Neben dem Garten lockt die Umgebung zu Ausflügen und Wandern, Eningen liegt in der Schwäbischen Alb. "Wir können direkt aus dem Haus zum Wandern aufbrechen, ich schätze das sehr."
Aktive Auslandschweizerin
Wenn die Gebrechen des Alters einmal deutlicher würden, könnte das Haus zum Problem werden. So könnte das Treppensteigen im dreistöckigen Haus mühsam werden.
"Dann überlegen wir uns vielleicht erneut, ob wir nicht doch in die Schweiz umziehen könnten", sagt Wolfgang Miller. Und die Augen seiner Frau leuchten auf.

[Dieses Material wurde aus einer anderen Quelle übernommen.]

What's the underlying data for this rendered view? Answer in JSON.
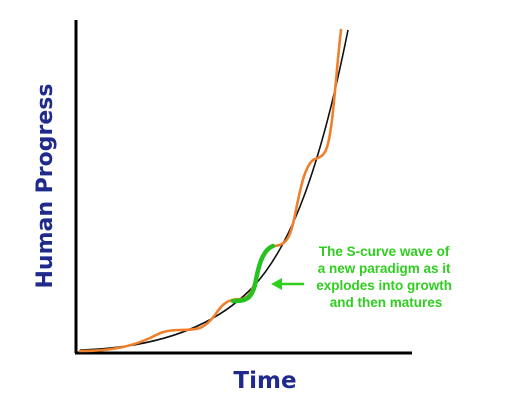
{
  "axes": {
    "x_label": "Time",
    "y_label": "Human Progress"
  },
  "annotation": {
    "lines": [
      "The S-curve wave of",
      "a new paradigm as it",
      "explodes into growth",
      "and then matures"
    ]
  },
  "colors": {
    "axis_label": "#1f2a8c",
    "trend_curve": "#111111",
    "wave_curve": "#f07f2b",
    "highlight": "#27c21f",
    "annotation_text": "#2fce1f"
  }
}
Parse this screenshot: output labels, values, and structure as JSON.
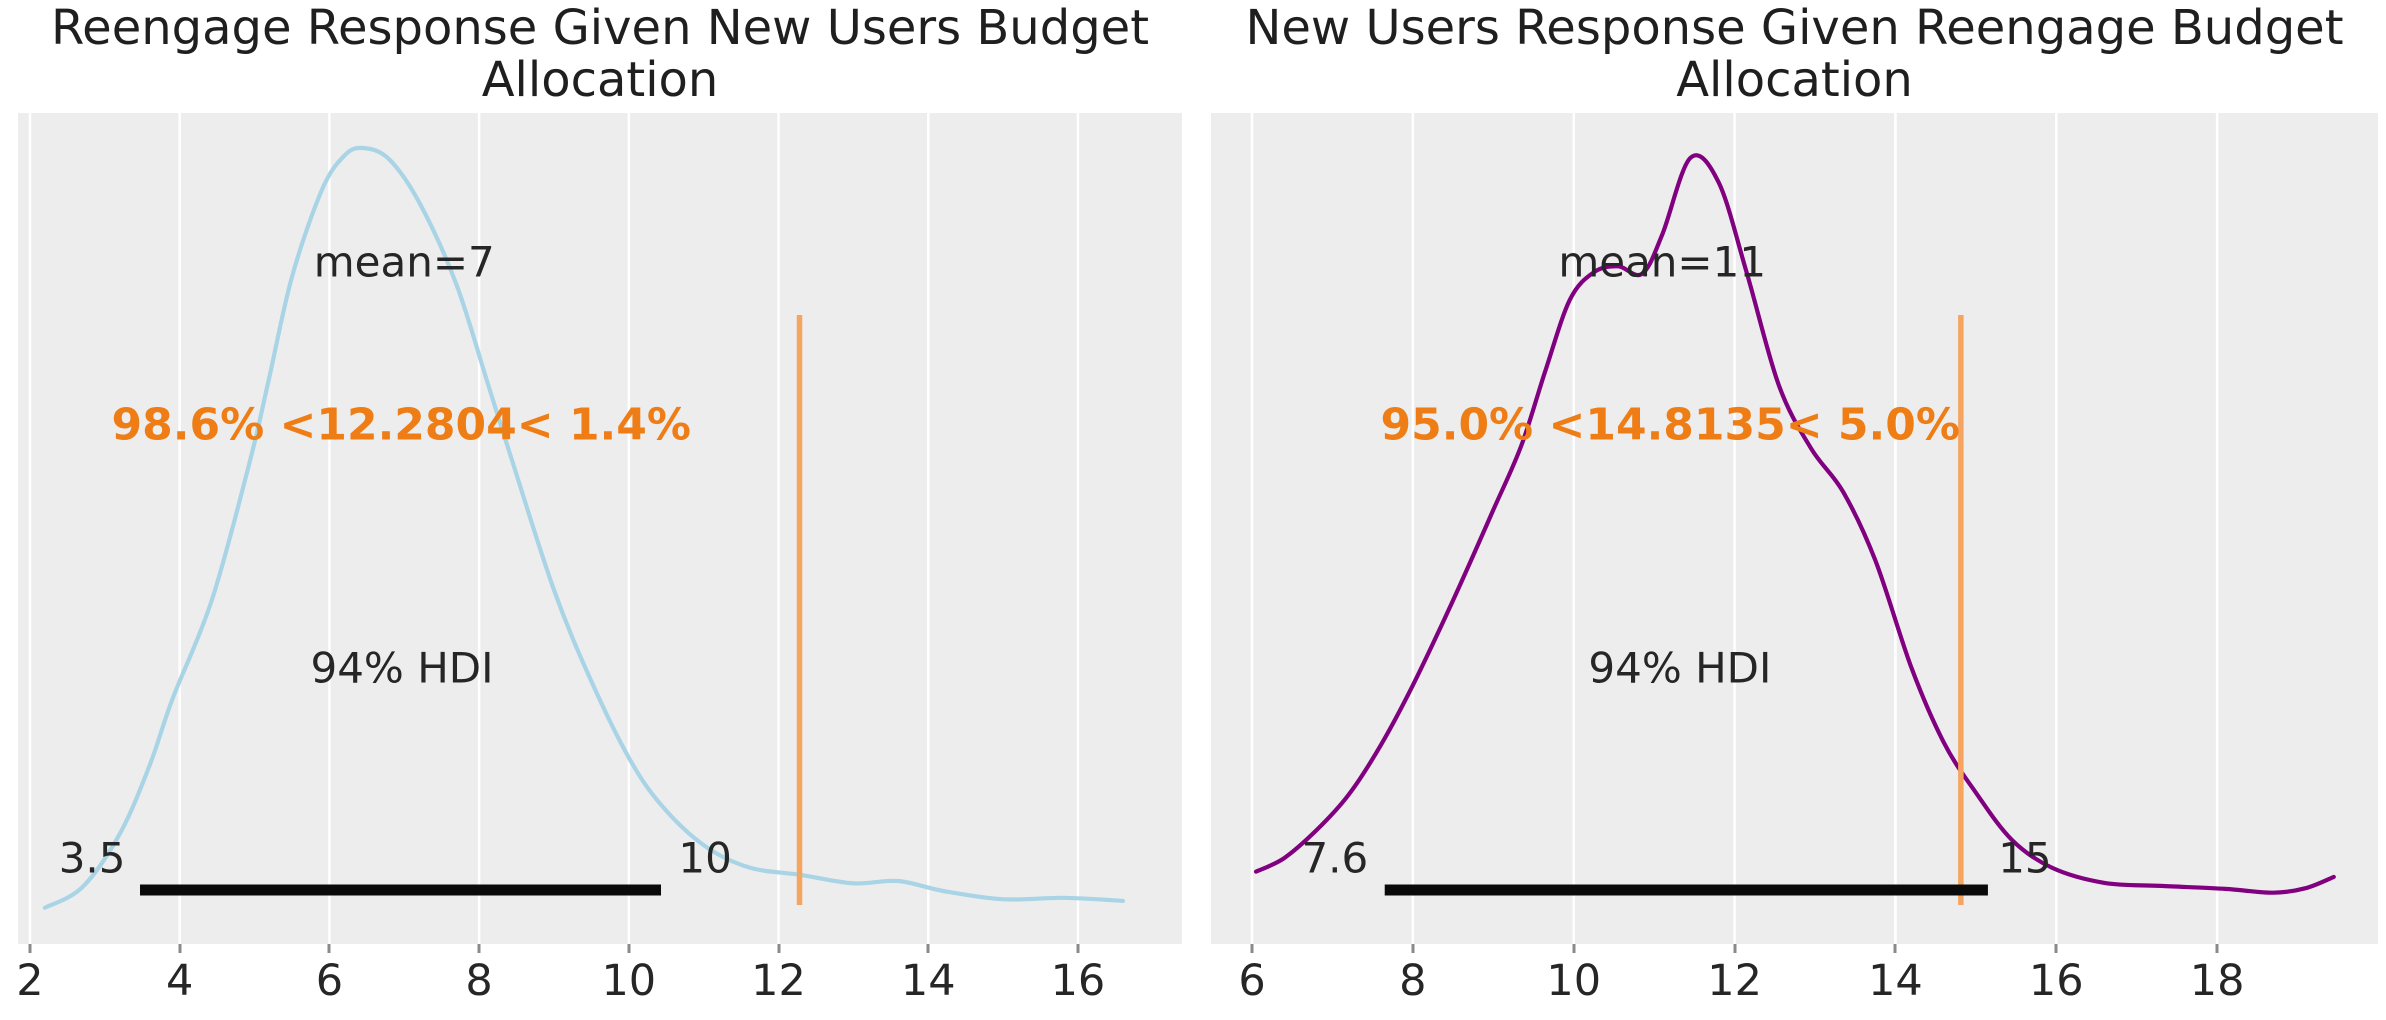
{
  "figure": {
    "background": "#ffffff",
    "panel_bg": "#EDEDED",
    "grid_color": "#ffffff",
    "text_color": "#262626",
    "ref_text_color": "#EE7D16",
    "ref_line_color": "#F5A55F",
    "hdi_line_color": "#0A0A0A"
  },
  "chart_data": [
    {
      "type": "area",
      "kind": "posterior-kde",
      "title": "Reengage Response Given New Users Budget Allocation",
      "title_lines": [
        "Reengage Response Given New Users Budget",
        "Allocation"
      ],
      "curve_color": "#A9D4E6",
      "x_ticks": [
        2,
        4,
        6,
        8,
        10,
        12,
        14,
        16
      ],
      "xlim": [
        1.84,
        17.39
      ],
      "grid": true,
      "legend": "none",
      "kde": {
        "x": [
          2.2,
          2.7,
          3.2,
          3.6,
          3.9,
          4.43,
          4.94,
          5.19,
          5.5,
          5.9,
          6.2,
          6.45,
          6.8,
          7.22,
          7.7,
          8.1,
          8.44,
          9.0,
          9.5,
          10.0,
          10.43,
          11.0,
          11.6,
          12.3,
          13.0,
          13.6,
          14.2,
          15.0,
          15.8,
          16.6
        ],
        "density": [
          0.003,
          0.03,
          0.1,
          0.19,
          0.276,
          0.407,
          0.59,
          0.696,
          0.831,
          0.945,
          0.99,
          1.0,
          0.985,
          0.925,
          0.82,
          0.696,
          0.59,
          0.42,
          0.3,
          0.2,
          0.138,
          0.085,
          0.056,
          0.046,
          0.035,
          0.038,
          0.025,
          0.014,
          0.016,
          0.012
        ]
      },
      "mean": {
        "text": "mean=7",
        "value": 7,
        "text_x": 7
      },
      "ref_val": {
        "text": "98.6% <12.2804< 1.4%",
        "value": 12.2804,
        "pct_below": "98.6%",
        "pct_above": "1.4%",
        "text_x": 6.96
      },
      "hdi": {
        "label": "94% HDI",
        "lower": 3.47,
        "upper": 10.43,
        "lower_text": "3.5",
        "upper_text": "10",
        "label_x": 6.97,
        "lower_text_x": 2.83,
        "upper_text_x": 11.02
      }
    },
    {
      "type": "area",
      "kind": "posterior-kde",
      "title": "New Users Response Given Reengage Budget Allocation",
      "title_lines": [
        "New Users Response Given Reengage Budget",
        "Allocation"
      ],
      "curve_color": "#800080",
      "x_ticks": [
        6,
        8,
        10,
        12,
        14,
        16,
        18
      ],
      "xlim": [
        5.49,
        20.0
      ],
      "grid": true,
      "legend": "none",
      "kde": {
        "x": [
          6.05,
          6.4,
          6.8,
          7.2,
          7.6,
          8.0,
          8.5,
          9.0,
          9.35,
          9.65,
          9.95,
          10.25,
          10.55,
          10.85,
          11.1,
          11.45,
          11.8,
          12.15,
          12.55,
          12.95,
          13.35,
          13.75,
          14.2,
          14.6,
          15.0,
          15.45,
          15.95,
          16.6,
          17.3,
          18.1,
          18.7,
          19.1,
          19.45
        ],
        "density": [
          0.051,
          0.069,
          0.106,
          0.153,
          0.219,
          0.299,
          0.412,
          0.532,
          0.618,
          0.718,
          0.811,
          0.848,
          0.856,
          0.846,
          0.898,
          1.0,
          0.968,
          0.848,
          0.698,
          0.614,
          0.556,
          0.465,
          0.322,
          0.223,
          0.156,
          0.093,
          0.056,
          0.036,
          0.032,
          0.028,
          0.023,
          0.029,
          0.044
        ]
      },
      "mean": {
        "text": "mean=11",
        "value": 11,
        "text_x": 11.1
      },
      "ref_val": {
        "text": "95.0% <14.8135< 5.0%",
        "value": 14.8135,
        "pct_below": "95.0%",
        "pct_above": "5.0%",
        "text_x": 11.2
      },
      "hdi": {
        "label": "94% HDI",
        "lower": 7.65,
        "upper": 15.15,
        "lower_text": "7.6",
        "upper_text": "15",
        "label_x": 11.32,
        "lower_text_x": 7.03,
        "upper_text_x": 15.61
      }
    }
  ]
}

Dass die Schweiz in ihrem Leben weiterhin grossen Raum einnimmt, zeigt sich auch darin, dass sie ihr Recht als Auslandschweizerin wahrnimmt und an Abstimmungen und Wahlen mitmacht. Dasselbe gilt für ihren Ehemann, der unterdessen auch den Schweizer Pass hat.
Die Schweiz durch die rosa Brille
Ein bisschen mehr Offenheit, sagt Ruth Miller, würde der Schweiz nicht schaden. Harte Kritik will sie nicht äussern, verherrlichen will sie das Land aber nicht, auch nicht im Rahmen des lokalen Schweizer Vereins, in dem sie im Vorstand engagiert ist.
Die Schweiz inmitten Europas als Nicht-Mitglied der EU sei zwar etwas ein Fremdkörper. Ob sich das in den nächsten Jahren ändern könnte, darüber will sie nicht spekulieren. Sie liebt ihre Heimat wie sie ist.
"Ich sehe die Schweiz etwas durch eine rosa Brille, das stimmt." Dem kann ihr Mann mit einem liebevollen Blick nur zustimmen.
swissinfo, Rita Emch, Eningen
Fakten
In Deutschland lebten 2004 rund 70'455 Schweizerinnen und Schweizer.
60% sind Doppelbürger.
Rund 24% sind unter 18 Jahre alt, rund 14% über 65.
25% der 53'445 stimm- und wahlberechtigten Schweizer Staatsangehörigen in Deutschland sind registriert.
In Kürze
Ruth Miller wurde 1936 geboren. Aufgewachsen ist sie in Stans (Nidwalden).
Sie machte eine kaufmännische Ausbildung und arbeitete zuletzt bei den Schweizerischen Bundesbahnen (SBB) in Luzern.
Vor rund 18 Jahren lernte sie in Indien ihren heutigen Mann kennen. Kurze Zeit später folgte der Umzug nach Deutschland.
Seit gut einem Jahr geniesst das Ehepaar den Ruhestand. Wolfgang und Ruth Miller leben in Eningen (bei Tübingen).